There would be more testimony with Linda and Barbara, but in truth the trial felt over as Kensi walked from the stand sobbing. The following day, a Thursday, the attorneys made their closing arguments, reiterating all they'd said throughout the nearly two weeks of the custody trial. They each pointed at exhibits and testimony to back their arguments. After a one-day deliberation, the jurors entered the courtroom one last time.
In the audience, Kensi sat with her friends in the gallery, while Grace waited between Barbara and Oscar. Both began crying when they heard the jury's decision: As the psychologist recommended, both girls would be moving to Waco and living with the Dulins.

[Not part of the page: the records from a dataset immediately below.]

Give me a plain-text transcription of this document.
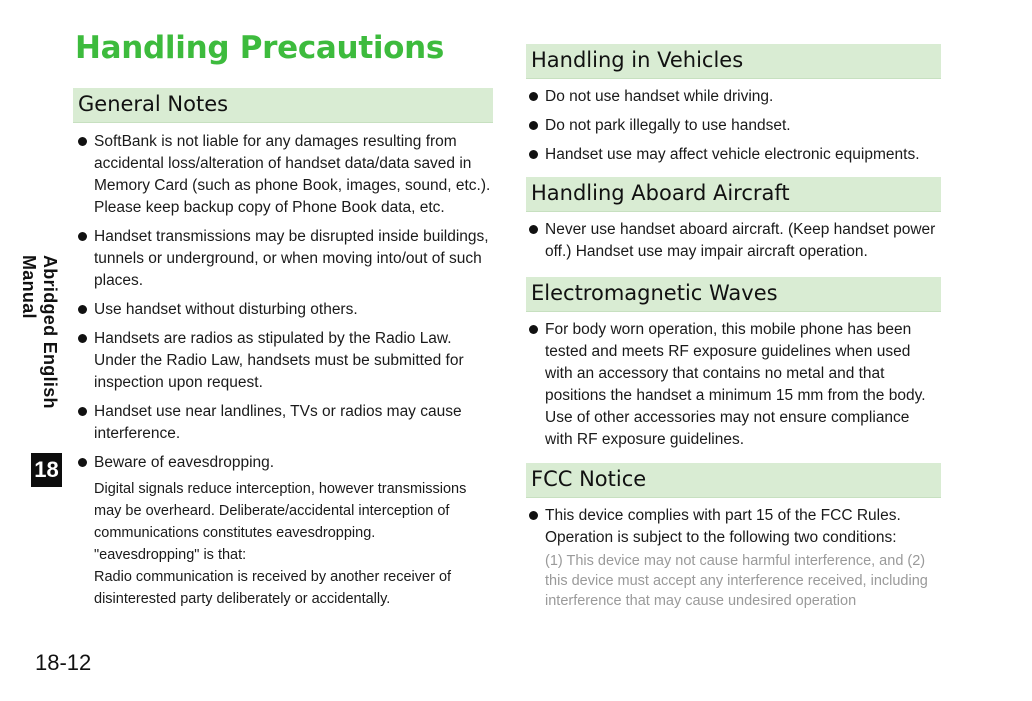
Handling Precautions
Abridged English Manual
18
18-12
General Notes
SoftBank is not liable for any damages resulting from accidental loss/alteration of handset data/data saved in Memory Card (such as phone Book, images, sound, etc.). Please keep backup copy of Phone Book data, etc.
Handset transmissions may be disrupted inside buildings, tunnels or underground, or when moving into/out of such places.
Use handset without disturbing others.
Handsets are radios as stipulated by the Radio Law. Under the Radio Law, handsets must be submitted for inspection upon request.
Handset use near landlines, TVs or radios may cause interference.
Beware of eavesdropping.
Digital signals reduce interception, however transmissions may be overheard. Deliberate/accidental interception of communications constitutes eavesdropping.
"eavesdropping" is that:
Radio communication is received by another receiver of disinterested party deliberately or accidentally.
Handling in Vehicles
Do not use handset while driving.
Do not park illegally to use handset.
Handset use may affect vehicle electronic equipments.
Handling Aboard Aircraft
Never use handset aboard aircraft. (Keep handset power off.) Handset use may impair aircraft operation.
Electromagnetic Waves
For body worn operation, this mobile phone has been tested and meets RF exposure guidelines when used with an accessory that contains no metal and that positions the handset a minimum 15 mm from the body. Use of other accessories may not ensure compliance with RF exposure guidelines.
FCC Notice
This device complies with part 15 of the FCC Rules. Operation is subject to the following two conditions:
(1) This device may not cause harmful interference, and (2) this device must accept any interference received, including interference that may cause undesired operation
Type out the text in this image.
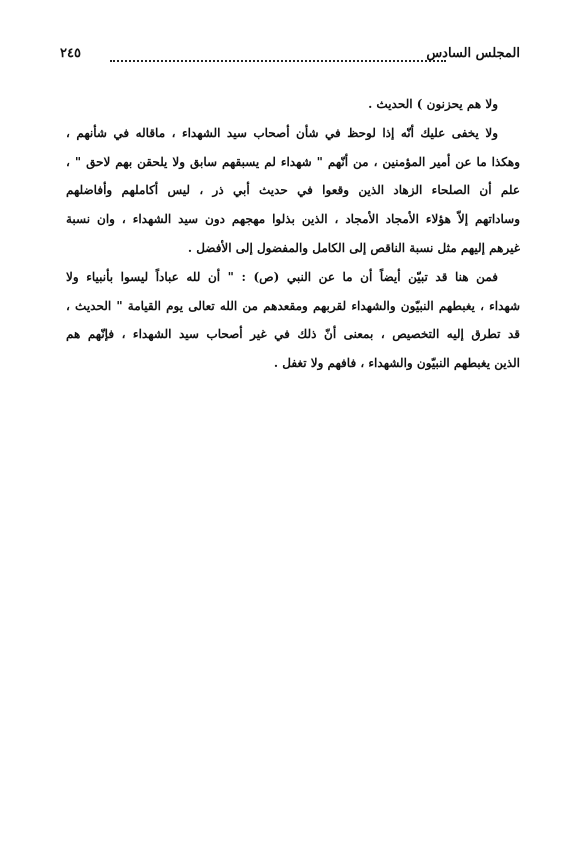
المجلس السادس
٢٤٥
ولا هم يحزنون ) الحديث .
ولا يخفى عليك أنّه إذا لوحظ في شأن أصحاب سيد الشهداء ، ماقاله في شأنهم ،
وهكذا ما عن أمير المؤمنين ، من أنّهم " شهداء لم يسبقهم سابق ولا يلحقن بهم لاحق " ،
علم أن الصلحاء الزهاد الذين وقعوا في حديث أبي ذر ، ليس أكاملهم وأفاضلهم
وساداتهم إلاّ هؤلاء الأمجاد الأمجاد ، الذين بذلوا مهجهم دون سيد الشهداء ، وان نسبة
غيرهم إليهم مثل نسبة الناقص إلى الكامل والمفضول إلى الأفضل .
فمن هنا قد تبيّن أيضاً أن ما عن النبي (ص) : " أن لله عباداً ليسوا بأنبياء ولا
شهداء ، يغبطهم النبيّون والشهداء لقربهم ومقعدهم من الله تعالى يوم القيامة " الحديث ،
قد تطرق إليه التخصيص ، بمعنى أنّ ذلك في غير أصحاب سيد الشهداء ، فإنّهم هم
الذين يغبطهم النبيّون والشهداء ، فافهم ولا تغفل .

In their seats, the Dulins cried, too, but softly, tears of relief and sadness at all they and the girls had been through. There were tears for their daughter, who'd been stolen from them, for the girls, who'd lost their mother, then their father. Linda and Jim Dulin had won, but had they really? There would be a long road ahead, a painful journey, one they hoped would finally take them to a peaceful and brighter future.
Author's Note
It was earlier, before that final chapter unfolded at the custody trial, when I went to the Dulins' house outside Waco. Seated in the kitchen, I interviewed Jim, Linda, and the angels, Lindsey, Nancy, and Kay. It was a spirited conversation, one in which they talked of the dark suspicions that had led them to take the actions that eventually brought Matt Baker to justice. But more than that, they wanted to talk about Kari. "Kari was an extraordinary woman and mother, and we loved her. We still love her," said Nancy. "She should be here with her children. She should be here with her mom and dad."

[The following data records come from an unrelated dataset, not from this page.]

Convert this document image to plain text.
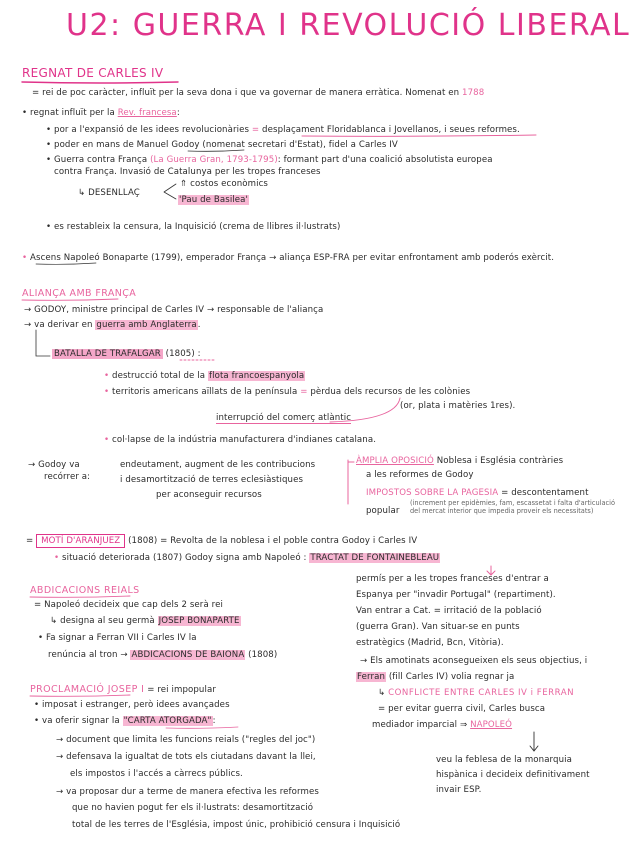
U2: GUERRA I REVOLUCIÓ LIBERAL
REGNAT DE CARLES IV
= rei de poc caràcter, influït per la seva dona i que va governar de manera erràtica. Nomenat en 1788
• regnat influït per la Rev. francesa:
• por a l'expansió de les idees revolucionàries = desplaçament Floridablanca i Jovellanos, i seues reformes.
• poder en mans de Manuel Godoy (nomenat secretari d'Estat), fidel a Carles IV
• Guerra contra França (La Guerra Gran, 1793-1795): formant part d'una coalició absolutista europea
contra França. Invasió de Catalunya per les tropes franceses
↳ DESENLLAÇ
⇑ costos econòmics
'Pau de Basilea'
• es restableix la censura, la Inquisició (crema de llibres il·lustrats)
• Ascens Napoleó Bonaparte (1799), emperador França → aliança ESP-FRA per evitar enfrontament amb poderós exèrcit.
ALIANÇA AMB FRANÇA
→ GODOY, ministre principal de Carles IV → responsable de l'aliança
→ va derivar en guerra amb Anglaterra.
BATALLA DE TRAFALGAR (1805) :
• destrucció total de la flota francoespanyola
• territoris americans aïllats de la península = pèrdua dels recursos de les colònies
(or, plata i matèries 1res).
interrupció del comerç atlàntic
• col·lapse de la indústria manufacturera d'indianes catalana.
→ Godoy va
recórrer a:
endeutament, augment de les contribucions
i desamortització de terres eclesiàstiques
per aconseguir recursos
ÀMPLIA OPOSICIÓ Noblesa i Església contràries
a les reformes de Godoy
IMPOSTOS SOBRE LA PAGESIA = descontentament
popular
(increment per epidèmies, fam, escassetat i falta d'articulació del mercat interior que impedia proveir els necessitats)
= MOTÍ D'ARANJUEZ (1808) = Revolta de la noblesa i el poble contra Godoy i Carles IV
• situació deteriorada (1807) Godoy signa amb Napoleó : TRACTAT DE FONTAINEBLEAU
ABDICACIONS REIALS
= Napoleó decideix que cap dels 2 serà rei
↳ designa al seu germà JOSEP BONAPARTE
• Fa signar a Ferran VII i Carles IV la
renúncia al tron → ABDICACIONS DE BAIONA (1808)
permís per a les tropes franceses d'entrar a
Espanya per "invadir Portugal" (repartiment).
Van entrar a Cat. = irritació de la població
(guerra Gran). Van situar-se en punts
estratègics (Madrid, Bcn, Vitòria).
→ Els amotinats aconsegueixen els seus objectius, i
Ferran (fill Carles IV) volia regnar ja
↳ CONFLICTE ENTRE CARLES IV i FERRAN
= per evitar guerra civil, Carles busca
mediador imparcial ⇒ NAPOLEÓ
veu la feblesa de la monarquia
hispànica i decideix definitivament
invair ESP.
PROCLAMACIÓ JOSEP I = rei impopular
• imposat i estranger, però idees avançades
• va oferir signar la "CARTA ATORGADA":
→ document que limita les funcions reials ("regles del joc")
→ defensava la igualtat de tots els ciutadans davant la llei,
els impostos i l'accés a càrrecs públics.
→ va proposar dur a terme de manera efectiva les reformes
que no havien pogut fer els il·lustrats: desamortització
total de les terres de l'Església, impost únic, prohibició censura i Inquisició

Many of the women said they'd been inspired by her memory. Lindsey had gone back to college, determined to become a teacher. "I knew Kari would have whomped me if I dropped out," Lindsey said with a laugh. She thought about Kari, the strong woman they all knew. "The hardest thing at the trial was hearing how Matt had left Kari defenseless. But if he hadn't, she would have kicked his a.s.s."
Vanessa's name came up often, and everyone at the table agreed that they still wondered if Matt's ex-mistress had told everything on the stand. Could she have been involved in the actual planning? No one knew, but like so many others, they had little sympathy for her. "I don't see Vanessa as a victim," said Lindsey. "It blew my mind that she didn't think she'd done anything wrong."

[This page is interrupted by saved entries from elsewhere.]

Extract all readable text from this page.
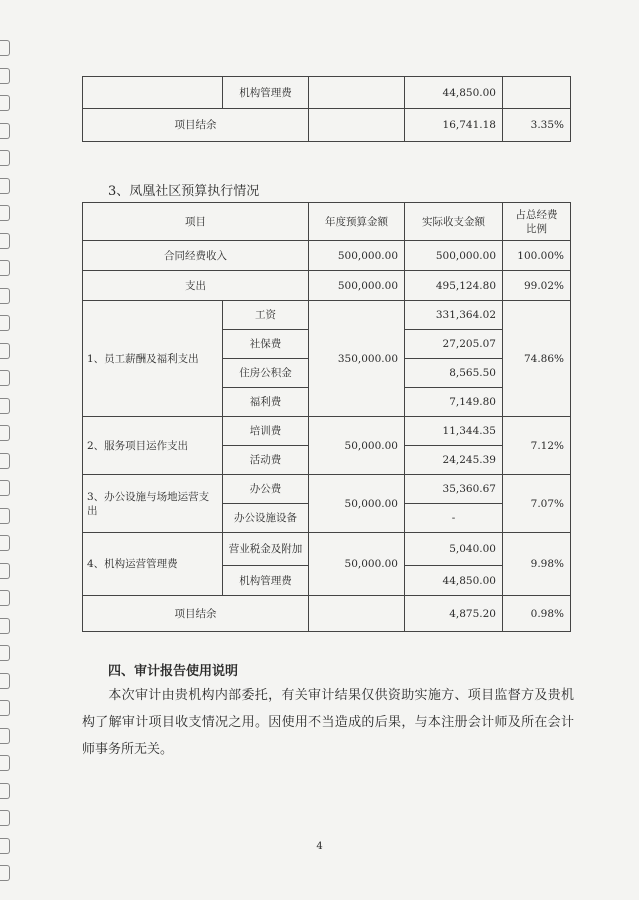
	机构管理费		44,850.00	
项目结余			16,741.18	3.35%
3、凤凰社区预算执行情况
项目		年度预算金额	实际收支金额	占总经费
比例

合同经费收入		500,000.00	500,000.00	100.00%
支出		500,000.00	495,124.80	99.02%
1、员工薪酬及福利支出	工资	350,000.00	331,364.02	74.86%
	社保费		27,205.07	
	住房公积金		8,565.50	
	福利费		7,149.80	
2、服务项目运作支出	培训费	50,000.00	11,344.35	7.12%
	活动费		24,245.39	
3、办公设施与场地运营支出	办公费	50,000.00	35,360.67	7.07%
	办公设施设备		-	
4、机构运营管理费	营业税金及附加	50,000.00	5,040.00	9.98%
	机构管理费		44,850.00	
项目结余			4,875.20	0.98%
四、审计报告使用说明
本次审计由贵机构内部委托，有关审计结果仅供资助实施方、项目监督方及贵机构了解审计项目收支情况之用。因使用不当造成的后果，与本注册会计师及所在会计师事务所无关。
4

What had all of them learned from what they'd been through? "We made a pact," Nancy explained, reflecting on all the years they'd kept Matt's secrets by not telling Linda what they'd seen and heard. "No matter how mad someone will get, how upset, we tell each other the truth."
My interview with Matt Baker took place the fall before the custody trial, ten months after his murder trial ended. On that November day, I left my Houston home and drove north to Livingston, Texas. The Texas Department of Criminal Justice's Allan B. Polunsky Unit is off a quiet rural road, and I drove past hole-in-the-wall restaurants, ramshackle wooden houses on stilts, and a trailer park to get there. I also pa.s.sed a sprinkling of small, clapboard churches, some with spires reaching toward the heavens. At least two were Baptist, and they reminded me of Pecan Grove, the historic church where Baker began his ministerial career.
At the prison gates, I identified myself and was waved through. The prison houses approximately three thousand inmates, including TDCJ's death row in a two-story, boxy-looking building, detached from the main facility. Like most prisons, Polunsky is a concrete building with slits for windows, watched over by armed guards in high towers, enclosed by a razor-wire-topped fence.